David Marcus aims to push the service into physical stores.

PayPal has built up its mobile offerings in the past several years, so it was no surprise when it named David Marcus, formerly its vice president of mobile, as president in March.

Payment president: David Marcus of PayPal.

Marcus joined PayPal in August 2011, when eBay paid $240 million for his startup, Zong, which lets someone using the service use his phone number to shop on his phone and get billed through his wireless carrier.

Last week, PayPal announced that 15 new retailers—including Office Depot, Barnes & Noble, and JCPenney—will soon accept PayPal in their brick-and-mortar locations. The Home Depot already accepts PayPal in most of its 2,000 U.S. stores.

1. Soon I’ll be able to use PayPal at a variety of retailers, just by providing my cell-phone number and PIN. Are we on the verge of getting rid of cash and credit cards?

Ultimately the consumers will decide how they want to pay. But the payment experience, to me, is going to move out of the way. My favorite [example] is location-based payments, where the merchant knows you’re in the store, and the transaction happens with no friction, flawlessly, without you doing anything.

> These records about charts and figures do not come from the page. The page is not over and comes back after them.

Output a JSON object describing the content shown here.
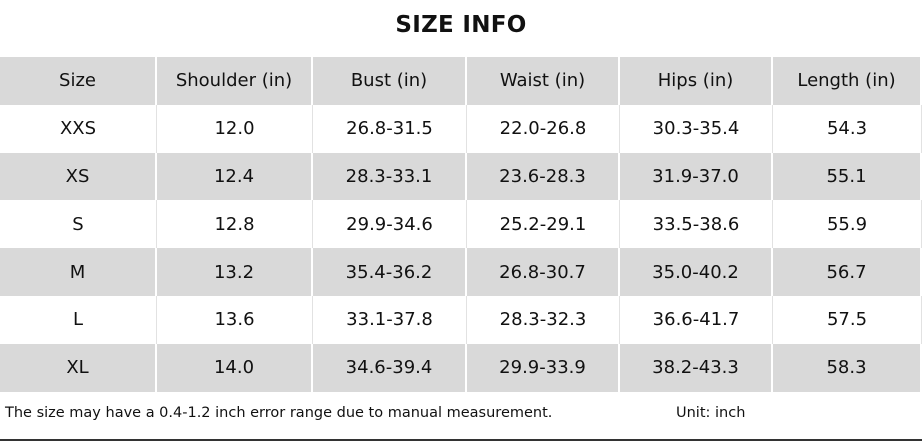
{
  "header": {
    "title": "SIZE INFO"
  },
  "table": {
    "columns": [
      "Size",
      "Shoulder (in)",
      "Bust (in)",
      "Waist (in)",
      "Hips (in)",
      "Length (in)"
    ],
    "rows": [
      [
        "XXS",
        "12.0",
        "26.8-31.5",
        "22.0-26.8",
        "30.3-35.4",
        "54.3"
      ],
      [
        "XS",
        "12.4",
        "28.3-33.1",
        "23.6-28.3",
        "31.9-37.0",
        "55.1"
      ],
      [
        "S",
        "12.8",
        "29.9-34.6",
        "25.2-29.1",
        "33.5-38.6",
        "55.9"
      ],
      [
        "M",
        "13.2",
        "35.4-36.2",
        "26.8-30.7",
        "35.0-40.2",
        "56.7"
      ],
      [
        "L",
        "13.6",
        "33.1-37.8",
        "28.3-32.3",
        "36.6-41.7",
        "57.5"
      ],
      [
        "XL",
        "14.0",
        "34.6-39.4",
        "29.9-33.9",
        "38.2-43.3",
        "58.3"
      ]
    ]
  },
  "footer": {
    "note": "The size may have a 0.4-1.2 inch error range due to manual measurement.",
    "unit": "Unit: inch"
  }
}
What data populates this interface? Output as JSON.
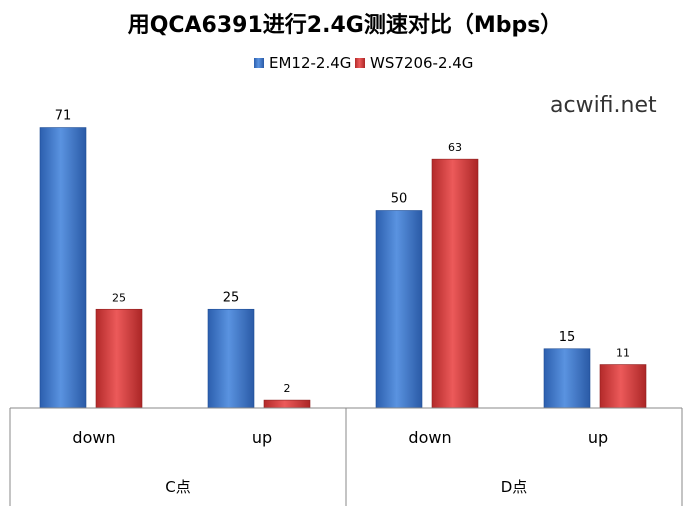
{
  "chart_data": {
    "type": "bar",
    "title": "用QCA6391进行2.4G测速对比（Mbps）",
    "groups": [
      {
        "label": "C点",
        "categories": [
          "down",
          "up"
        ]
      },
      {
        "label": "D点",
        "categories": [
          "down",
          "up"
        ]
      }
    ],
    "series": [
      {
        "name": "EM12-2.4G",
        "values": [
          71,
          25,
          50,
          15
        ],
        "color": "#3b73c6"
      },
      {
        "name": "WS7206-2.4G",
        "values": [
          25,
          2,
          63,
          11
        ],
        "color": "#d23a3a"
      }
    ],
    "ylim": [
      0,
      80
    ],
    "legend": "top-center",
    "grid": false
  },
  "watermark": "acwifi.net"
}
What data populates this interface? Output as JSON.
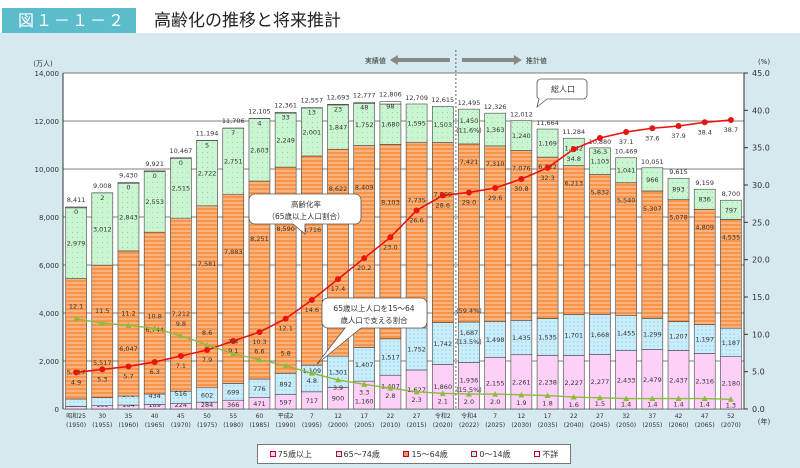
{
  "header": {
    "figure_no": "図１－１－２",
    "title": "高齢化の推移と将来推計"
  },
  "colors": {
    "age75plus": "#fdd0f8",
    "age65_74": "#c9edfb",
    "age15_64": "#f8944a",
    "age0_14": "#c9f6d0",
    "unknown": "#ffffff",
    "aging_rate": "#e8140f",
    "support_ratio": "#8bbb3a"
  },
  "chart_data": {
    "type": "bar",
    "stacked": true,
    "title": "高齢化の推移と将来推計",
    "ylabel": "(万人)",
    "y2label": "(%)",
    "xlabel": "(年)",
    "ylim": [
      0,
      14000
    ],
    "y2lim": [
      0,
      45
    ],
    "yticks": [
      "0",
      "2,000",
      "4,000",
      "6,000",
      "8,000",
      "10,000",
      "12,000",
      "14,000"
    ],
    "y2ticks": [
      "0.0",
      "5.0",
      "10.0",
      "15.0",
      "20.0",
      "25.0",
      "30.0",
      "35.0",
      "40.0",
      "45.0"
    ],
    "era_labels": [
      "昭和25",
      "30",
      "35",
      "40",
      "45",
      "50",
      "55",
      "60",
      "平成2",
      "7",
      "12",
      "17",
      "22",
      "27",
      "令和2",
      "令和4",
      "7",
      "12",
      "17",
      "22",
      "27",
      "32",
      "37",
      "42",
      "47",
      "52"
    ],
    "year_labels": [
      "(1950)",
      "(1955)",
      "(1960)",
      "(1965)",
      "(1970)",
      "(1975)",
      "(1980)",
      "(1985)",
      "(1990)",
      "(1995)",
      "(2000)",
      "(2005)",
      "(2010)",
      "(2015)",
      "(2020)",
      "(2022)",
      "(2025)",
      "(2030)",
      "(2035)",
      "(2040)",
      "(2045)",
      "(2050)",
      "(2055)",
      "(2060)",
      "(2065)",
      "(2070)"
    ],
    "totals": [
      8411,
      9008,
      9430,
      9921,
      10467,
      11194,
      11706,
      12105,
      12361,
      12557,
      12693,
      12777,
      12806,
      12709,
      12615,
      12495,
      12326,
      12012,
      11664,
      11284,
      10880,
      10469,
      10051,
      9615,
      9159,
      8700
    ],
    "series": [
      {
        "name": "75歳以上",
        "key": "age75plus",
        "values": [
          107,
          139,
          164,
          189,
          224,
          284,
          366,
          471,
          597,
          717,
          900,
          1160,
          1407,
          1627,
          1860,
          1936,
          2155,
          2261,
          2238,
          2227,
          2277,
          2433,
          2479,
          2437,
          2316,
          2180
        ]
      },
      {
        "name": "65～74歳",
        "key": "age65_74",
        "values": [
          309,
          338,
          376,
          434,
          516,
          602,
          699,
          776,
          892,
          1109,
          1301,
          1407,
          1517,
          1752,
          1742,
          1687,
          1498,
          1435,
          1535,
          1701,
          1668,
          1455,
          1299,
          1207,
          1197,
          1187
        ]
      },
      {
        "name": "15～64歳",
        "key": "age15_64",
        "values": [
          5017,
          5517,
          6047,
          6744,
          7212,
          7581,
          7883,
          8251,
          8590,
          8716,
          8622,
          8409,
          8103,
          7735,
          7509,
          7421,
          7310,
          7076,
          6722,
          6213,
          5832,
          5540,
          5307,
          5078,
          4809,
          4535
        ]
      },
      {
        "name": "0～14歳",
        "key": "age0_14",
        "values": [
          2979,
          3012,
          2843,
          2553,
          2515,
          2722,
          2751,
          2603,
          2249,
          2001,
          1847,
          1752,
          1680,
          1595,
          1503,
          1450,
          1363,
          1240,
          1169,
          1142,
          1103,
          1041,
          966,
          893,
          836,
          797
        ]
      },
      {
        "name": "不詳",
        "key": "unknown",
        "values": [
          0,
          2,
          0,
          0,
          0,
          5,
          7,
          4,
          33,
          13,
          23,
          48,
          98,
          null,
          null,
          null,
          null,
          null,
          null,
          null,
          null,
          null,
          null,
          null,
          null,
          null
        ]
      }
    ],
    "lines": [
      {
        "name": "高齢化率（65歳以上人口割合）",
        "key": "aging_rate",
        "axis": "right",
        "values": [
          4.9,
          5.3,
          5.7,
          6.3,
          7.1,
          7.9,
          9.1,
          10.3,
          12.1,
          14.6,
          17.4,
          20.2,
          23.0,
          26.6,
          28.6,
          29.0,
          29.6,
          30.8,
          32.3,
          34.8,
          36.3,
          37.1,
          37.6,
          37.9,
          38.4,
          38.7
        ]
      },
      {
        "name": "65歳以上人口を15～64歳人口で支える割合",
        "key": "support_ratio",
        "axis": "right",
        "values": [
          12.1,
          11.5,
          11.2,
          10.8,
          9.8,
          8.6,
          7.4,
          6.6,
          5.8,
          4.8,
          3.9,
          3.3,
          2.8,
          2.3,
          2.1,
          2.0,
          2.0,
          1.9,
          1.8,
          1.6,
          1.5,
          1.4,
          1.4,
          1.4,
          1.4,
          1.3
        ]
      }
    ],
    "annotations_2022": {
      "age0_14": "(11.6%)",
      "age15_64": "(59.4%)",
      "age65_74": "(13.5%)",
      "age75plus": "(15.5%)"
    },
    "period_labels": {
      "actual": "実績値",
      "projected": "推計値"
    },
    "callouts": {
      "total": "総人口",
      "aging_rate_1": "高齢化率",
      "aging_rate_2": "（65歳以上人口割合）",
      "support_1": "65歳以上人口を15～64",
      "support_2": "歳人口で支える割合"
    },
    "legend": [
      "75歳以上",
      "65～74歳",
      "15～64歳",
      "0～14歳",
      "不詳"
    ],
    "legend_placement": "bottom"
  }
}
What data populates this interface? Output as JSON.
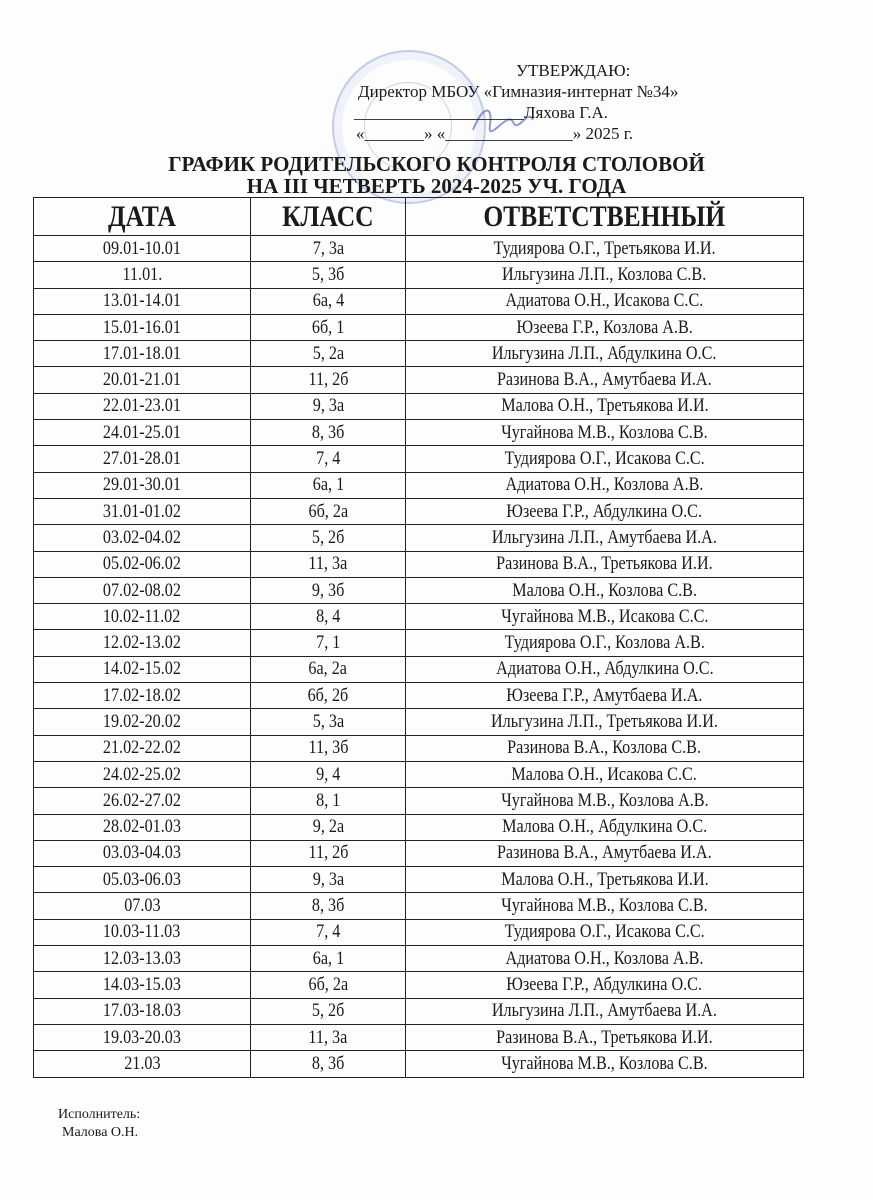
{
  "approval": {
    "line1": "УТВЕРЖДАЮ:",
    "line2": "Директор МБОУ «Гимназия-интернат №34»",
    "line3": "____________________Ляхова Г.А.",
    "line4": "«_______» «_______________» 2025 г."
  },
  "stamp_text": "«Гимназия-интернат №34»",
  "title": {
    "line1": "ГРАФИК РОДИТЕЛЬСКОГО КОНТРОЛЯ СТОЛОВОЙ",
    "line2": "НА III ЧЕТВЕРТЬ 2024-2025 УЧ. ГОДА"
  },
  "table": {
    "headers": [
      "ДАТА",
      "КЛАСС",
      "ОТВЕТСТВЕННЫЙ"
    ],
    "rows": [
      [
        "09.01-10.01",
        "7, 3а",
        "Тудиярова О.Г., Третьякова И.И."
      ],
      [
        "11.01.",
        "5, 3б",
        "Ильгузина Л.П., Козлова С.В."
      ],
      [
        "13.01-14.01",
        "6а, 4",
        "Адиатова О.Н., Исакова С.С."
      ],
      [
        "15.01-16.01",
        "6б, 1",
        "Юзеева Г.Р., Козлова А.В."
      ],
      [
        "17.01-18.01",
        "5, 2а",
        "Ильгузина Л.П., Абдулкина О.С."
      ],
      [
        "20.01-21.01",
        "11, 2б",
        "Разинова В.А., Амутбаева И.А."
      ],
      [
        "22.01-23.01",
        "9, 3а",
        "Малова О.Н., Третьякова И.И."
      ],
      [
        "24.01-25.01",
        "8, 3б",
        "Чугайнова М.В., Козлова С.В."
      ],
      [
        "27.01-28.01",
        "7, 4",
        "Тудиярова О.Г., Исакова С.С."
      ],
      [
        "29.01-30.01",
        "6а, 1",
        "Адиатова О.Н., Козлова А.В."
      ],
      [
        "31.01-01.02",
        "6б, 2а",
        "Юзеева Г.Р., Абдулкина О.С."
      ],
      [
        "03.02-04.02",
        "5, 2б",
        "Ильгузина Л.П., Амутбаева И.А."
      ],
      [
        "05.02-06.02",
        "11, 3а",
        "Разинова В.А., Третьякова И.И."
      ],
      [
        "07.02-08.02",
        "9, 3б",
        "Малова О.Н., Козлова С.В."
      ],
      [
        "10.02-11.02",
        "8, 4",
        "Чугайнова М.В., Исакова С.С."
      ],
      [
        "12.02-13.02",
        "7, 1",
        "Тудиярова О.Г., Козлова А.В."
      ],
      [
        "14.02-15.02",
        "6а, 2а",
        "Адиатова О.Н., Абдулкина О.С."
      ],
      [
        "17.02-18.02",
        "6б, 2б",
        "Юзеева Г.Р., Амутбаева И.А."
      ],
      [
        "19.02-20.02",
        "5, 3а",
        "Ильгузина Л.П., Третьякова И.И."
      ],
      [
        "21.02-22.02",
        "11, 3б",
        "Разинова В.А., Козлова С.В."
      ],
      [
        "24.02-25.02",
        "9, 4",
        "Малова О.Н., Исакова С.С."
      ],
      [
        "26.02-27.02",
        "8, 1",
        "Чугайнова М.В., Козлова А.В."
      ],
      [
        "28.02-01.03",
        "9, 2а",
        "Малова О.Н., Абдулкина О.С."
      ],
      [
        "03.03-04.03",
        "11, 2б",
        "Разинова В.А., Амутбаева И.А."
      ],
      [
        "05.03-06.03",
        "9, 3а",
        "Малова О.Н., Третьякова И.И."
      ],
      [
        "07.03",
        "8, 3б",
        "Чугайнова М.В., Козлова С.В."
      ],
      [
        "10.03-11.03",
        "7, 4",
        "Тудиярова О.Г., Исакова С.С."
      ],
      [
        "12.03-13.03",
        "6а, 1",
        "Адиатова О.Н., Козлова А.В."
      ],
      [
        "14.03-15.03",
        "6б, 2а",
        "Юзеева Г.Р., Абдулкина О.С."
      ],
      [
        "17.03-18.03",
        "5, 2б",
        "Ильгузина Л.П., Амутбаева И.А."
      ],
      [
        "19.03-20.03",
        "11, 3а",
        "Разинова В.А., Третьякова И.И."
      ],
      [
        "21.03",
        "8, 3б",
        "Чугайнова М.В., Козлова С.В."
      ]
    ]
  },
  "footer": {
    "label": "Исполнитель:",
    "name": "Малова О.Н."
  }
}
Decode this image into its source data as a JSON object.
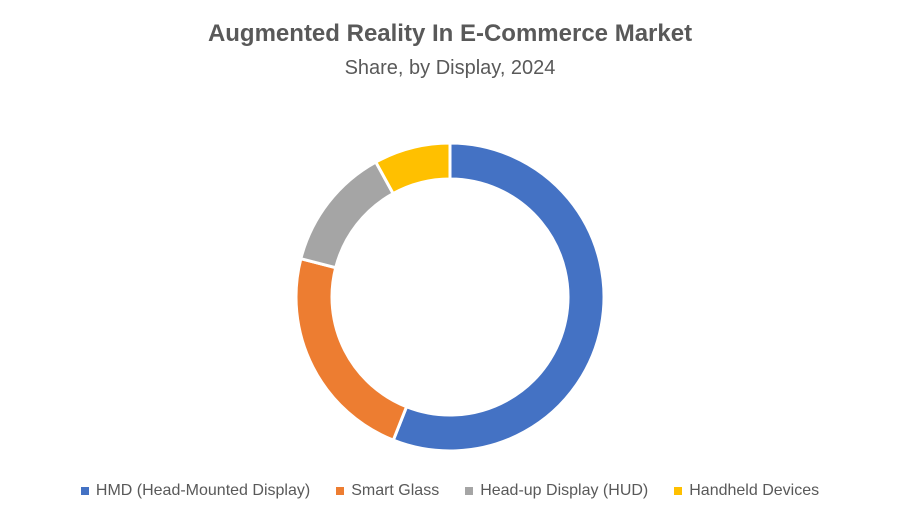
{
  "title": "Augmented Reality In E-Commerce Market",
  "subtitle": "Share, by Display, 2024",
  "chart_data": {
    "type": "pie",
    "donut": true,
    "title": "Augmented Reality In E-Commerce Market",
    "subtitle": "Share, by Display, 2024",
    "categories": [
      "HMD (Head-Mounted Display)",
      "Smart Glass",
      "Head-up Display (HUD)",
      "Handheld Devices"
    ],
    "values": [
      56,
      23,
      13,
      8
    ],
    "unit": "%",
    "colors": [
      "#4472C4",
      "#ED7D31",
      "#A5A5A5",
      "#FFC000"
    ],
    "legend_position": "bottom"
  }
}
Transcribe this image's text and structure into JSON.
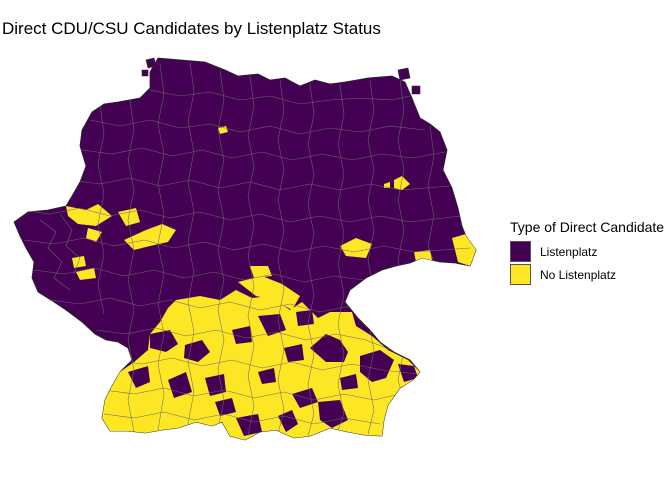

2. What’s the advantage of that?

That becomes a tool for the merchant to treat you well and to welcome you. If you go to Peet’s Coffee in San Francisco but now you want to go to Peet’s Coffee in Palo Alto, you’re greeted by your name despite the fact that it’s your first time in that store. They know what your favorite drink is, and they’ll prepare it for you. We remove the friction from the payment experience—nobody likes to pay, everybody likes to shop—but we also, by doing that, enable you to have the best possible shopping experience.

3. There are a lot of companies that have come up with innovative ideas in mobile payments, including Zong, the company you ran before it was bought by eBay, PayPal’s parent company. What’s PayPal’s advantage?

Innovation at scale in payments is really hard. It’s really easy to get some initial buzz when you launch a product. To this day, no one has succeeded signing up consumers at a meaningful scale for a digital wallet service—no one except us. We need to continue innovating, [but] as long as we continue doing that, because we have the scale advantage, we’ll be fine.